Nach dem TV-Duell: Suche nach dem Swing
Das TV-Duell zwischen Peer Steinbrück und Angela Merkel hat viele Menschen für Politik interessiert. Und es hat für Rot-Grün einen Moment der Offenheit erzeugt.
BERLIN taz | Eigentlich wäre doch mal ein bisschen Euphorie angebracht so aus rot-grüner Sicht. Steinbrück hat das TV-Duell intellektuell gewonnen, zu diesem Schluss können auch Leute kommen, die keine größeren Sympathien für die Sozialdemokratie hegen. Er hat seine Inhalte präziser erklärt als Angela Merkel, er war schlagfertig und angriffslustig, ohne in die Falle zu tappen, mit Brachialkritik an der knuffig-netten Kanzlerin unsympathisch zu wirken.
Frage also an Sigmar Gabriel, SPD-Chef, bei der Deutungspressekonferenz im Willy-Brandt-Haus am Montagmittag: Ist das Duell der Wendepunkt in dem bisher sanft dahinplätschernden Wahlkampf? Findet die SPD jetzt endlich ihren Swing? „Das Duell trägt dazu bei, die Aufmerksamkeit für diesen Wahlkampf enorm zu steigern“, antwortet Gabriel. „Und das ist gut für SPD und Grüne.“
Zwei dürre Sätze, mehr nicht. Mehr fällt dem SPD-Vorsitzenden nicht ein zu einer Frage, die als Einladung zum analytischen Eigenlob gemeint ist. Seltsam gedämpft klingt das, sehr verkopft, in jedem Fall aber nicht: euphorisch. Was ist da los? Was bewirkt dieses TV-Duell eigentlich aus Sicht der Parteien, die ja lautstark den Politikwechsel propagieren?
Machen wir uns also auf die Suche nach dem Swing bei Rot-Grün. Mit diesem neudeutschen Begriff – nein, er hat nichts mit Dixieland oder dem Tanz zu tun – bezeichnen Wahlkampfstrategen, wenn ein Kandidat und seine Partei einen Lauf haben.
Wenn sich eins glücklich zum anderen fügt, wenn die Basis an den Sieg glaubt, wenn Umfragewerte steigen, wenn also eine Regierungsübernahme machbar erscheint. Bisher swingt nur Merkel auf dem bundesrepublikanischen Parkett, geradezu beängstigend trittsicher, aber das Duell wurde von rot-grünen Strategen im Vorfeld als wichtige Wegmarke beschrieben.

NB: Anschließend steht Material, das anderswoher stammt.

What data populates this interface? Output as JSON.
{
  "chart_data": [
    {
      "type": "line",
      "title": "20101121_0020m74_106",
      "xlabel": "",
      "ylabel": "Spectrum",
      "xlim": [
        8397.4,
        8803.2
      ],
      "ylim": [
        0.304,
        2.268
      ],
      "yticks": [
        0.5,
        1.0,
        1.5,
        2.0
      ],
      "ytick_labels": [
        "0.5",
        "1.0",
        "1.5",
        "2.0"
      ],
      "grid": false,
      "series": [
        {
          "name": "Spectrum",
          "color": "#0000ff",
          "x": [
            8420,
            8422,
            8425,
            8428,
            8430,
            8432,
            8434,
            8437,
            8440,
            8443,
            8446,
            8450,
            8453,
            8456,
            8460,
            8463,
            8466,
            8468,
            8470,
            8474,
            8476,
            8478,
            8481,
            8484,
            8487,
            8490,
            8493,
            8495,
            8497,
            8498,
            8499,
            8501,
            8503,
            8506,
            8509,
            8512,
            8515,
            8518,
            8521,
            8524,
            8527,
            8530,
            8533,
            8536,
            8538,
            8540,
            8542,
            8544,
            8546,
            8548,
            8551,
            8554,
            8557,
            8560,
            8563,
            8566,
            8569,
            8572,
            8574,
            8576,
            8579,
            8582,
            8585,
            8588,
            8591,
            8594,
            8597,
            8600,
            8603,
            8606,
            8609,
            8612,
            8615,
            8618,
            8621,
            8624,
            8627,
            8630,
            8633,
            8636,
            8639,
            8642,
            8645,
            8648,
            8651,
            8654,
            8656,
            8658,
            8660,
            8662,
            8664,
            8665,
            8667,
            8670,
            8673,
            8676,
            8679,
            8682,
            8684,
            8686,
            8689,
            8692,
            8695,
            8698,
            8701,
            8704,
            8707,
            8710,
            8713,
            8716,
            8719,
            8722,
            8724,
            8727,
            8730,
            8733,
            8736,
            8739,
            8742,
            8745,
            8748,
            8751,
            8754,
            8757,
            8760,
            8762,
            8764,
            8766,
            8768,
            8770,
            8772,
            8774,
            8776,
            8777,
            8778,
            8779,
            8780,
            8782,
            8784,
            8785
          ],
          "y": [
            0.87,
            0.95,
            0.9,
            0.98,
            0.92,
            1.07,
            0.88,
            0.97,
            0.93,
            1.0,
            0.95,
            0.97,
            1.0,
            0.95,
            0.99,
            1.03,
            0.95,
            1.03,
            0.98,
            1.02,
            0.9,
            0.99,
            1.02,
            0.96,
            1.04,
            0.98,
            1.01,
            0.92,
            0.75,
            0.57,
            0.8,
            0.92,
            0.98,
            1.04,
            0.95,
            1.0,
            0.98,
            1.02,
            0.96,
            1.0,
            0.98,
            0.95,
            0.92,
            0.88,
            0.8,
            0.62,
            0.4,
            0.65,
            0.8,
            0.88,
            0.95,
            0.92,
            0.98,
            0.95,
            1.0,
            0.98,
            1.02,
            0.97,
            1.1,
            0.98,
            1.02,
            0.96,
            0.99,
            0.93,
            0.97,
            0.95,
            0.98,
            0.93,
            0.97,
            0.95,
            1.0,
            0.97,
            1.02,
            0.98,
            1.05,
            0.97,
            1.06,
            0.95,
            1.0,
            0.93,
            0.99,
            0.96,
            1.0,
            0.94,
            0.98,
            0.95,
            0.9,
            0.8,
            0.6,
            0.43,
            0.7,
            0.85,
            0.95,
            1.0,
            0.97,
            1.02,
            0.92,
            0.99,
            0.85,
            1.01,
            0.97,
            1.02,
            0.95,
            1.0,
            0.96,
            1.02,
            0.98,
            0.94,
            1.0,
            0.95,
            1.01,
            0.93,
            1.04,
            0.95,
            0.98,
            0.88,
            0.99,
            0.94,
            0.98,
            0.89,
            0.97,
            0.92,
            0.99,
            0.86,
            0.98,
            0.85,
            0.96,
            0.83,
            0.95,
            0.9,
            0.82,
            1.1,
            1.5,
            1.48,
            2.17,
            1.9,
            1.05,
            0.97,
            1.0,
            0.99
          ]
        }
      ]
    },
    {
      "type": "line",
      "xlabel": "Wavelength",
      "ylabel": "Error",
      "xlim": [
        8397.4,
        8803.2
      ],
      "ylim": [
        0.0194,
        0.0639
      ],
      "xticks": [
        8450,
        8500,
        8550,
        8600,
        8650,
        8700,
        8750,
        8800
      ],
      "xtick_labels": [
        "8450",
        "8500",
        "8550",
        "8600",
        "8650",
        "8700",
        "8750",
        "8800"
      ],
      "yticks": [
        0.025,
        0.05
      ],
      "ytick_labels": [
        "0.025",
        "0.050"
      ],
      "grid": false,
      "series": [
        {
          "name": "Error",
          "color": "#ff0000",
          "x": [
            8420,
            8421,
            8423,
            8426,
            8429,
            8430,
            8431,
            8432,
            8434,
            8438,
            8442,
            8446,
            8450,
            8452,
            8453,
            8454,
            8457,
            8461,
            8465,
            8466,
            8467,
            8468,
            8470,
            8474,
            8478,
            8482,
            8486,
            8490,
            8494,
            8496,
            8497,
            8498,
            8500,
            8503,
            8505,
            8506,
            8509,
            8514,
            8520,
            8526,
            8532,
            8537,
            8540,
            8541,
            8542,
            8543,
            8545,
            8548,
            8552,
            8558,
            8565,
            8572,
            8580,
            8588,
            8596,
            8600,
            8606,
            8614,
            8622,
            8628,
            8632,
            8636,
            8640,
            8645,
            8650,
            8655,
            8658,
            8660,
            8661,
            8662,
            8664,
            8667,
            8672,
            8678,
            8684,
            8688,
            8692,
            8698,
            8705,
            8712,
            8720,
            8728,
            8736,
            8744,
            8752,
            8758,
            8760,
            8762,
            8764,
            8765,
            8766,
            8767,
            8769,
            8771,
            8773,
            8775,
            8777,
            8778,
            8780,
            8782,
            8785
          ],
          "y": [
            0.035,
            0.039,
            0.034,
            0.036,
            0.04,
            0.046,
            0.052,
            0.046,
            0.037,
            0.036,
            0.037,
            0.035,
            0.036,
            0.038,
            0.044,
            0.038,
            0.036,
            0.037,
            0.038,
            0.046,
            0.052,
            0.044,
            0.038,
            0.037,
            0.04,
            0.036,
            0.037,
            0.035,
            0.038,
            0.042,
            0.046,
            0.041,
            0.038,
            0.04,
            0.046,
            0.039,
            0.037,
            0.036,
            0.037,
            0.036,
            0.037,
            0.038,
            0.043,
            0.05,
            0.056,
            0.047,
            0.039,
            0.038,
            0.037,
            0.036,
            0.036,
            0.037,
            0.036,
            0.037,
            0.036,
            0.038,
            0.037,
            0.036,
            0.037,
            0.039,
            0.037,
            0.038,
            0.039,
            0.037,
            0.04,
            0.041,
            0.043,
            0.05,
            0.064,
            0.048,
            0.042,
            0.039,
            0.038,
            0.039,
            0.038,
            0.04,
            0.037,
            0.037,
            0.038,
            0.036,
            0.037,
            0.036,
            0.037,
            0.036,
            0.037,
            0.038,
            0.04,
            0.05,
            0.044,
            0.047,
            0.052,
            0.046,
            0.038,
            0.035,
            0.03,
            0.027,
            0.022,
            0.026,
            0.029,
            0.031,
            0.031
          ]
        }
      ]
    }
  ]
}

In der Tat hat Steinbrück am Sonntagabend gepunktet. Ihm beim Schlagabtausch mit der Kanzlerin zuzuschauen, das hat oft richtig Spaß gemacht. Meine Güte, endlich redet mal einer pointiert über Inhalte.
Endlich nimmt mal jemand Merkel ihren Nimbus der Unangreifbaren, zumindest für 90 Minuten. Endlich benennt mal jemand scharf die vielen Dissense, die es zwischen dem schwarz-gelben und dem rot-grünen Lager gibt, trotz der ständigen Rede von Merkels Sozialdemokratisierung.
Ein echter Erfolg
Viele Zuschauer empfanden diese Klarheit als angenehm. In den Umfragen sehen sie mal Steinbrück knapp vorn, mal Merkel. Das ist für einen Kandidaten, der aus einem tiefen Loch klettern muss, ein echter Erfolg. Gabriel zitiert eine weitere Umfrage, nach der Steinbrück bei noch unentschiedenen Wählern gar 19 Prozentpunkte vorn gelegen habe.
Das ist eine Kernbotschaft, die der SPD-Chef senden will: Sehr viele Menschen entscheiden sich erst kurz vor der Wahl. Und das Lager der Unentschiedenen ist so groß, dass es die scheinbar uneinholbare Merkel noch gefährden kann.
Allerdings weiß Gabriel auch, dass seine SPD vom Idealzustand des Swing noch weit entfernt ist. Seine vorsichtige Antwort ist auch ein kluges Erwartungsmanagement.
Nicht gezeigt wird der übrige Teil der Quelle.